Le secteur énergétique illustre également cette complémentarité. Le pipeline reliant les gisements pétroliers nigériens d’Agadem au terminal béninois de Sèmè-Kpodji est un pilier de cette coopération : le Niger y trouve un moyen d’exporter sa production, tandis que le Bénin en tire des revenus de transit.
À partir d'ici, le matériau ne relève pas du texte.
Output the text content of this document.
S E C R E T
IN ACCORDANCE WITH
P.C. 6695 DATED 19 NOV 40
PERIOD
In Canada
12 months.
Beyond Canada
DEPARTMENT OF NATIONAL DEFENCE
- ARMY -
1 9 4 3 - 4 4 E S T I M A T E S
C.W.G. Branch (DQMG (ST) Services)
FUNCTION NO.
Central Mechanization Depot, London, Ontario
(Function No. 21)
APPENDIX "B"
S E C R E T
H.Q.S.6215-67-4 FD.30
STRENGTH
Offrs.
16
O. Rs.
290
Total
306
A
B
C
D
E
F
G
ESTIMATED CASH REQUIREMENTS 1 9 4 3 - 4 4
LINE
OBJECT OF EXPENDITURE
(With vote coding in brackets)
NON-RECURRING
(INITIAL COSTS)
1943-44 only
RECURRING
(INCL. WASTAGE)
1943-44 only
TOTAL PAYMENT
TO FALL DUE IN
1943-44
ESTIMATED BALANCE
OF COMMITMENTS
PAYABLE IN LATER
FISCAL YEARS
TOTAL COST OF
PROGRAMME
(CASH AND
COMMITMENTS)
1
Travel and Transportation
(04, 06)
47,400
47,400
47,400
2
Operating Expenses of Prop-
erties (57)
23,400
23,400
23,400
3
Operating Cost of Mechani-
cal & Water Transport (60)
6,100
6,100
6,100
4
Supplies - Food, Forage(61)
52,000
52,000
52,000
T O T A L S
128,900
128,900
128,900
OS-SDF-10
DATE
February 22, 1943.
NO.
Un comité d’experts a été mis en place pour identifier, sous quinze jours, les obstacles à la libre circulation des marchandises, confirmant l’urgence de préserver ces flux économiques.

Sécurité régionale : une réponse coordonnée face aux menaces

La montée des groupes armés et du banditisme transfrontalier exige une collaboration renforcée entre les États du Sahel. Le Parc W, zone partagée entre le Bénin, le Niger et le Burkina Faso, est particulièrement exposé à ces risques. La reprise des échanges diplomatiques avec Niamey et Ouagadougou permet de relancer des mécanismes de coopération sécuritaire, tels que le partage de renseignements et les patrouilles conjointes, indispensables pour garantir la stabilité de la région.

Cette coordination répond à un impératif de sécurité nationale : la stabilité du Bénin est indissociable de celle de ses voisins sahéliens. En mutualisant leurs ressources et leurs informations, les pays concernés renforcent leur capacité à contrer les menaces asymétriques qui pèsent sur l’ensemble de la sous-région.

Un équilibre entre souveraineté et coopération régionale

La démarche du Bénin s’inscrit dans une logique de conciliation entre ses engagements communautaires et la nécessité de préserver des canaux de dialogue bilatéraux directs. Les visites à Abuja, Niamey et Ouagadougou reflètent une volonté de servir d’interface fonctionnelle, tout en maintenant des liens opérationnels avec les pays de l’Alliance des États du Sahel (AES).

Dans un contexte où les équilibres géopolitiques en Afrique de l’Ouest évoluent rapidement, cette approche permet de réduire les risques de tensions et de favoriser la reprise des échanges économiques. Elle s’appuie sur des critères objectifs, liés à la géographie, à la sécurité collective et à la performance des infrastructures partagées, pour garantir une stabilité durable dans la région.